Bonjour,
Je suis une fille et j’ai sept ans. Je m’appelle Zahra. Je demande aux Nations Unies d’ouvrir la route. Ma mère et mon père ne sont pas en sécurité. Nous avons perdu notre vie entière et, aujourd’hui, nous sommes bloqués à cette frontière. Je demande à quiconque recevant cette lettre de la lire. Les vies de mon frère et de ma sœur sont aussi en danger.
Moi, Zahra Rezai, Afghane de Ghazni, Qarabaghi
Suheila est une femme aux yeux bleu-vert dont le visage est encadré par un foulard violet. Tandis qu’elle explique pourquoi sa fille Zahra a écrit cette lettre, elle baisse les yeux. « En Afghanistan, en tant que femme, je n’avais pas le droit d’aller à l’école. Dans la famille, Zahra est la seule qui sait lire et écrire. »
Zahra a accouru et m’a tendu une petite enveloppe, un bout de papier plié en deux et fermé par du ruban adhésif sur les côtés. Le dessus est également recouvert de ruban adhésif. Je bataille pour l’ouvrir tandis qu’elle m’observe avec excitation avec, sur le visage, un large sourire où manque une dent.
« Ici, c’est comme une prison. La plupart du temps, j’essaie de garder mes enfants à l’intérieur pour les empêcher de se battre avec les autres ou d’attraper des maladies », me dit Suheila. « Notre famille est arrivée ici juste au moment où la Serbie fermait la frontière. Depuis, chaque jour, nous nous éveillons en espérant que l’on nous autorisera à poursuivre notre chemin. »

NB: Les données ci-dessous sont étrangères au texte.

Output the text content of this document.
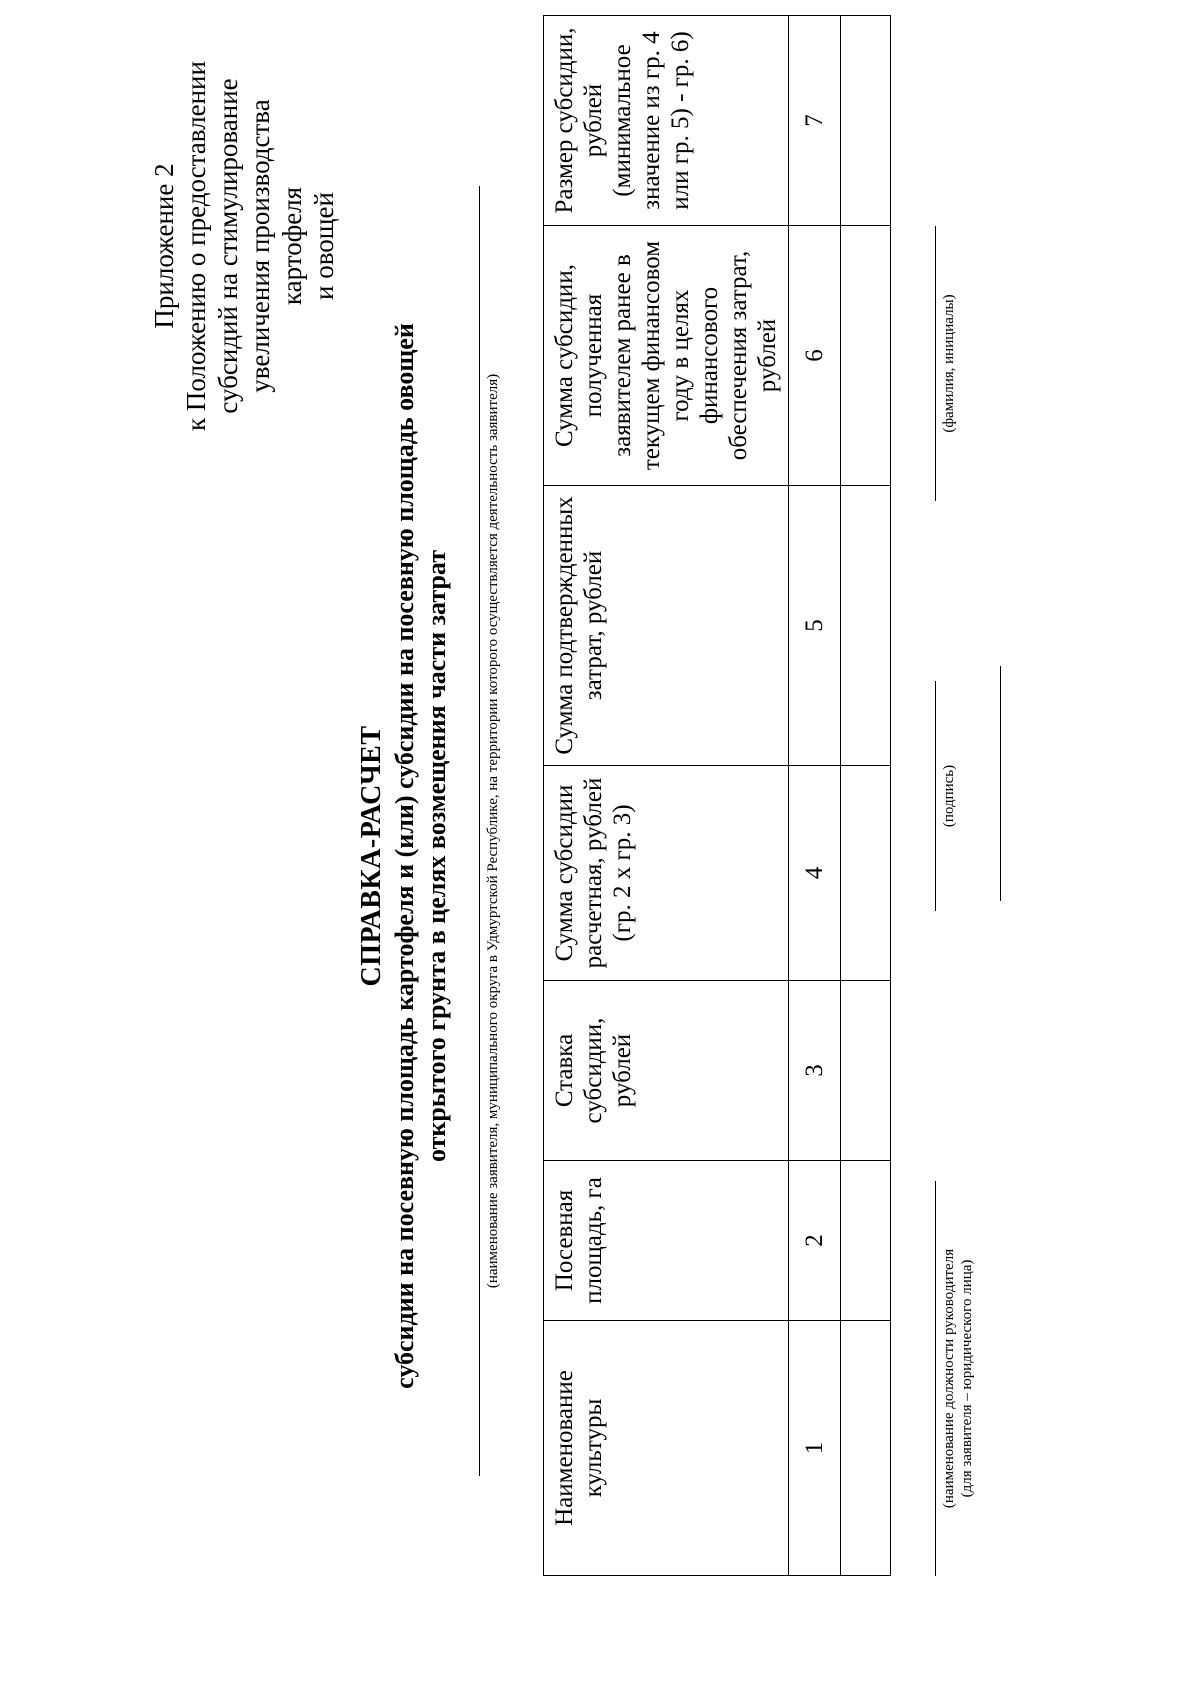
Приложение 2 к Положению о предоставлении субсидий на стимулирование увеличения производства картофеля и овощей
СПРАВКА-РАСЧЕТ субсидии на посевную площадь картофеля и (или) субсидии на посевную площадь овощей открытого грунта в целях возмещения части затрат (наименование заявителя, муниципального округа в Удмуртской Республике, на территории которого осуществляется деятельность заявителя)
Наименование культуры	Посевная площадь, га	Ставка субсидии, рублей	Сумма субсидии расчетная, рублей (гр. 2 х гр. 3)	Сумма подтвержденных затрат, рублей	Сумма субсидии, полученная заявителем ранее в текущем финансовом году в целях финансового обеспечения затрат, рублей	Размер субсидии, рублей (минимальное значение из гр. 4 или гр. 5) - гр. 6)
1	2	3	4	5	6	7

(наименование должности руководителя (для заявителя – юридического лица)
(подпись)
(фамилия, инициалы)
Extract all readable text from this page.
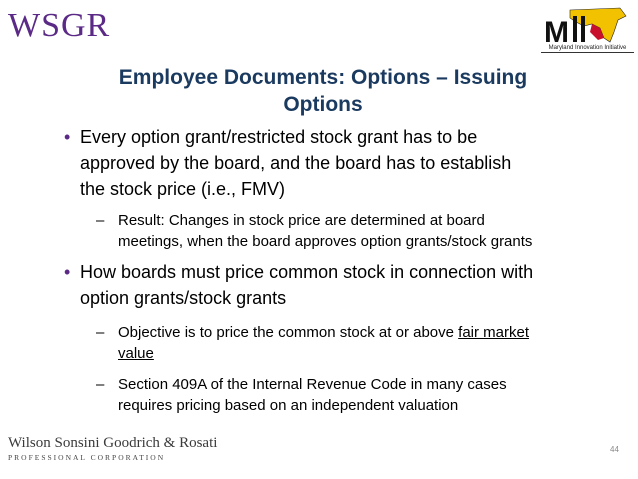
WSGR	M
Maryland Innovation Initiative
Employee Documents: Options – Issuing
Options
• Every option grant/restricted stock grant has to be
approved by the board, and the board has to establish
the stock price (i.e., FMV)
– Result: Changes in stock price are determined at board
meetings, when the board approves option grants/stock grants
• How boards must price common stock in connection with
option grants/stock grants
– Objective is to price the common stock at or above fair market
value
– Section 409A of the Internal Revenue Code in many cases
requires pricing based on an independent valuation
Wilson Sonsini Goodrich & Rosati
PROFESSIONAL CORPORATION
44
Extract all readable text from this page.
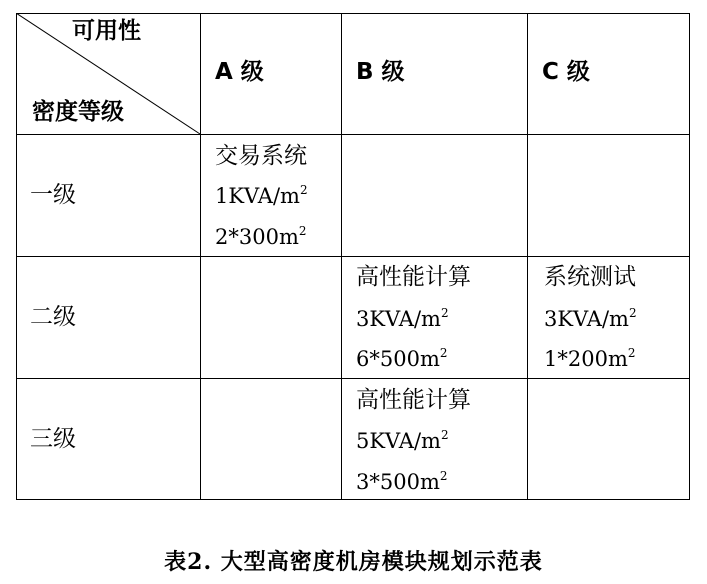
可用性
密度等级
A 级	B 级	C 级
一级
二级
三级
交易系统
$1KVA/m^2$
$2*300m^2$
高性能计算
$3KVA/m^2$
$6*500m^2$
系统测试
$3KVA/m^2$
$1*200m^2$
高性能计算
$5KVA/m^2$
$3*500m^2$
表2. 大型高密度机房模块规划示范表
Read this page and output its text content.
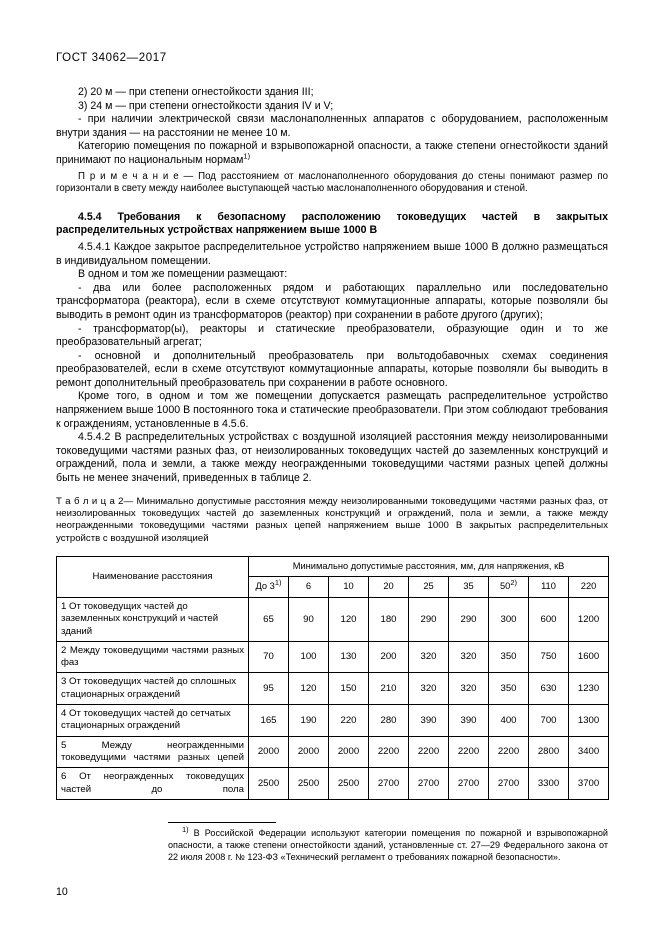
ГОСТ 34062—2017

2) 20 м — при степени огнестойкости здания III;

3) 24 м — при степени огнестойкости здания IV и V;

- при наличии электрической связи маслонаполненных аппаратов с оборудованием, расположенным внутри здания — на расстоянии не менее 10 м.

Категорию помещения по пожарной и взрывопожарной опасности, а также степени огнестойкости зданий принимают по национальным нормам$^{1)}$

П р и м е ч а н и е — Под расстоянием от маслонаполненного оборудования до стены понимают размер по горизонтали в свету между наиболее выступающей частью маслонаполненного оборудования и стеной.

4.5.4 Требования к безопасному расположению токоведущих частей в закрытых распределительных устройствах напряжением выше 1000 В

4.5.4.1 Каждое закрытое распределительное устройство напряжением выше 1000 В должно размещаться в индивидуальном помещении.

В одном и том же помещении размещают:

- два или более расположенных рядом и работающих параллельно или последовательно трансформатора (реактора), если в схеме отсутствуют коммутационные аппараты, которые позволяли бы выводить в ремонт один из трансформаторов (реактор) при сохранении в работе другого (других);

- трансформатор(ы), реакторы и статические преобразователи, образующие один и то же преобразовательный агрегат;

- основной и дополнительный преобразователь при вольтодобавочных схемах соединения преобразователей, если в схеме отсутствуют коммутационные аппараты, которые позволяли бы выводить в ремонт дополнительный преобразователь при сохранении в работе основного.

Кроме того, в одном и том же помещении допускается размещать распределительное устройство напряжением выше 1000 В постоянного тока и статические преобразователи. При этом соблюдают требования к ограждениям, установленные в 4.5.6.

4.5.4.2 В распределительных устройствах с воздушной изоляцией расстояния между неизолированными токоведущими частями разных фаз, от неизолированных токоведущих частей до заземленных конструкций и ограждений, пола и земли, а также между неогражденными токоведущими частями разных цепей должны быть не менее значений, приведенных в таблице 2.

Т а б л и ц а 2— Минимально допустимые расстояния между неизолированными токоведущими частями разных фаз, от неизолированных токоведущих частей до заземленных конструкций и ограждений, пола и земли, а также между неогражденными токоведущими частями разных цепей напряжением выше 1000 В закрытых распределительных устройств с воздушной изоляцией

Наименование расстояния	Минимально допустимые расстояния, мм, для напряжения, кВ								
	До 3$^{1)}$	6	10	20	25	35	50$^{2)}$	110	220
1 От токоведущих частей до заземленных конструкций и частей зданий	65	90	120	180	290	290	300	600	1200
2 Между токоведущими частями разных фаз	70	100	130	200	320	320	350	750	1600
3 От токоведущих частей до сплошных стационарных ограждений	95	120	150	210	320	320	350	630	1230
4 От токоведущих частей до сетчатых стационарных ограждений	165	190	220	280	390	390	400	700	1300
5 Между неогражденными токоведущими частями разных цепей	2000	2000	2000	2200	2200	2200	2200	2800	3400
6 От неогражденных токоведущих частей до пола	2500	2500	2500	2700	2700	2700	2700	3300	3700

$^{1)}$ В Российской Федерации используют категории помещения по пожарной и взрывопожарной опасности, а также степени огнестойкости зданий, установленные ст. 27—29 Федерального закона от 22 июля 2008 г. № 123-ФЗ «Технический регламент о требованиях пожарной безопасности».

10
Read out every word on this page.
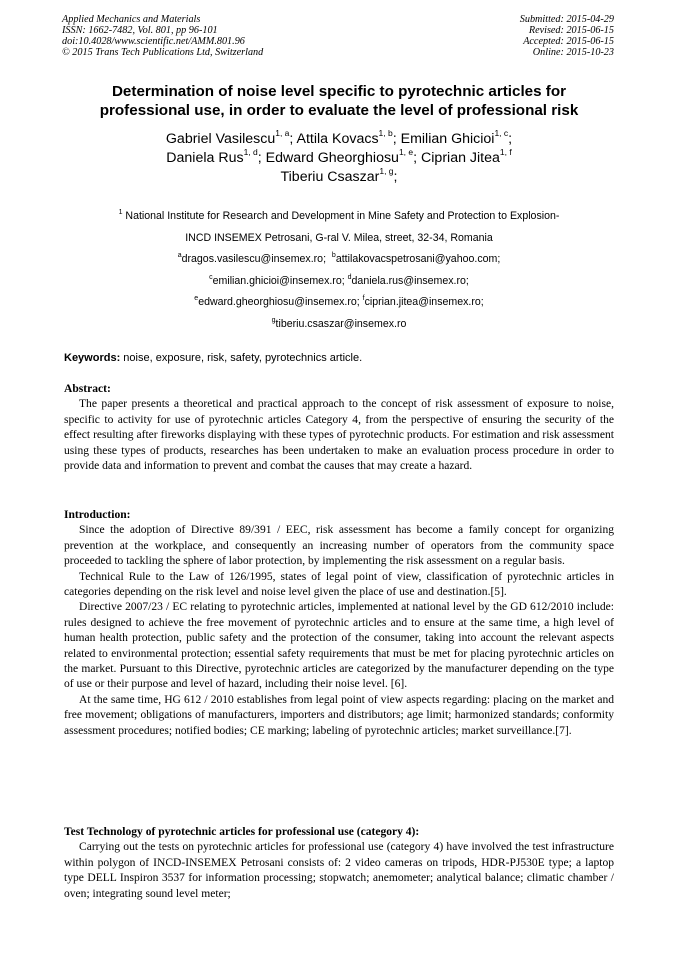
Applied Mechanics and Materials
ISSN: 1662-7482, Vol. 801, pp 96-101
doi:10.4028/www.scientific.net/AMM.801.96
© 2015 Trans Tech Publications Ltd, Switzerland
Submitted: 2015-04-29
Revised: 2015-06-15
Accepted: 2015-06-15
Online: 2015-10-23
Determination of noise level specific to pyrotechnic articles for
professional use, in order to evaluate the level of professional risk
Gabriel Vasilescu$^{1, a}$; Attila Kovacs$^{1, b}$; Emilian Ghicioi$^{1, c}$;
Daniela Rus$^{1, d}$; Edward Gheorghiosu$^{1, e}$; Ciprian Jitea$^{1, f}$
Tiberiu Csaszar$^{1, g}$;
$^1$ National Institute for Research and Development in Mine Safety and Protection to Explosion-
INCD INSEMEX Petrosani, G-ral V. Milea, street, 32-34, Romania
$^a$dragos.vasilescu@insemex.ro; $^b$attilakovacspetrosani@yahoo.com;
$^c$emilian.ghicioi@insemex.ro; $^d$daniela.rus@insemex.ro;
$^e$edward.gheorghiosu@insemex.ro; $^f$ciprian.jitea@insemex.ro;
$^g$tiberiu.csaszar@insemex.ro
Keywords: noise, exposure, risk, safety, pyrotechnics article.
Abstract:
The paper presents a theoretical and practical approach to the concept of risk assessment of exposure to noise, specific to activity for use of pyrotechnic articles Category 4, from the perspective of ensuring the security of the effect resulting after fireworks displaying with these types of pyrotechnic products. For estimation and risk assessment using these types of products, researches has been undertaken to make an evaluation process procedure in order to provide data and information to prevent and combat the causes that may create a hazard.
Introduction:
Since the adoption of Directive 89/391 / EEC, risk assessment has become a family concept for organizing prevention at the workplace, and consequently an increasing number of operators from the community space proceeded to tackling the sphere of labor protection, by implementing the risk assessment on a regular basis.
Technical Rule to the Law of 126/1995, states of legal point of view, classification of pyrotechnic articles in categories depending on the risk level and noise level given the place of use and destination.[5].
Directive 2007/23 / EC relating to pyrotechnic articles, implemented at national level by the GD 612/2010 include: rules designed to achieve the free movement of pyrotechnic articles and to ensure at the same time, a high level of human health protection, public safety and the protection of the consumer, taking into account the relevant aspects related to environmental protection; essential safety requirements that must be met for placing pyrotechnic articles on the market. Pursuant to this Directive, pyrotechnic articles are categorized by the manufacturer depending on the type of use or their purpose and level of hazard, including their noise level. [6].
At the same time, HG 612 / 2010 establishes from legal point of view aspects regarding: placing on the market and free movement; obligations of manufacturers, importers and distributors; age limit; harmonized standards; conformity assessment procedures; notified bodies; CE marking; labeling of pyrotechnic articles; market surveillance.[7].
Test Technology of pyrotechnic articles for professional use (category 4):
Carrying out the tests on pyrotechnic articles for professional use (category 4) have involved the test infrastructure within polygon of INCD-INSEMEX Petrosani consists of: 2 video cameras on tripods, HDR-PJ530E type; a laptop type DELL Inspiron 3537 for information processing; stopwatch; anemometer; analytical balance; climatic chamber / oven; integrating sound level meter;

Suheila parle de Tabanovce, une petite localité située au nord de l’ex-République yougoslave de Macédoine, à moins d’un kilomètre de la frontière serbe. Les réfugiés et les migrants venus de Syrie, d’Iraq et d’Afghanistan avaient l’habitude de passer par Tabanovce pour se rendre de Grèce en Serbie et au-delà. Aujourd’hui, ce qui était auparavant un centre de transit est en train de se transformer de fait en camp de réfugiés.
Zahra fait partie des cinq cents enfants qui se sont retrouvés bloqués en ex-République yougoslave de Macédoine à la suite de plusieurs mesures de restriction ponctuelles aux frontières et qui ont eu pour conséquence la fermeture de ce qu’on appelle la route des Balkans, le 7 mars dernier. Les premières personnes à avoir été empêchées de poursuivre leur périple ont été les Afghans qui se trouvent depuis déjà sept semaines à Tabanovce.
Je ne peux rien dire de plus à Zahra et à sa mère sur l’ouverture des frontières. Elles ont entendu parler de l’accord entre l’Union européenne et la Turquie. La Grèce renverra un certain nombre de personnes en Turquie, d’autres pourront faire une demande dans le cadre du programme de réinstallation à l’intérieur de l’Union européenne. Mais l’ex-République yougoslave de Macédoine ne fait pas partie de l’UE et n’a pas de frontière avec la Turquie. Ces personnes vont se trouver ici pour un certain temps.
« Nous sommes partis pour que nos enfants soient en sécurité et puissent aller à l’école », dit Suhaila, à voix basse. « J’ai toujours été complexée par le fait de ne pas savoir lire et écrire. Je ne veux pas que mes enfants grandissent de la même manière. »
Tandis que j’écris cela, je regarde la lettre de Zahra. Je l’ai sortie de nombreuses fois de son enveloppe et j’ai essayé de lire le texte écrit au stylo en caractères étrangers. J’en suis incapable. Moi aussi, je ne sais pas lire. Je me demande ce qui se serait passé si je n’avais pas eu un traducteur avec moi. Je l’aurais peut-être oubliée. Il nous est facile d’ignorer les choses que nous ne comprenons pas. Ou les gens.
Des enfants comme Zahra ont connu tant de situations d’insécurité et d’épreuves dans leurs courtes vies. Ils ont grandi plus vite que n’importe quel enfant pourrait le faire et endossé des responsabilités trop lourdes pour leur âge. Nous devons nous aussi prendre la responsabilité de faire en sorte qu’ils ne continuent pas à être négligés.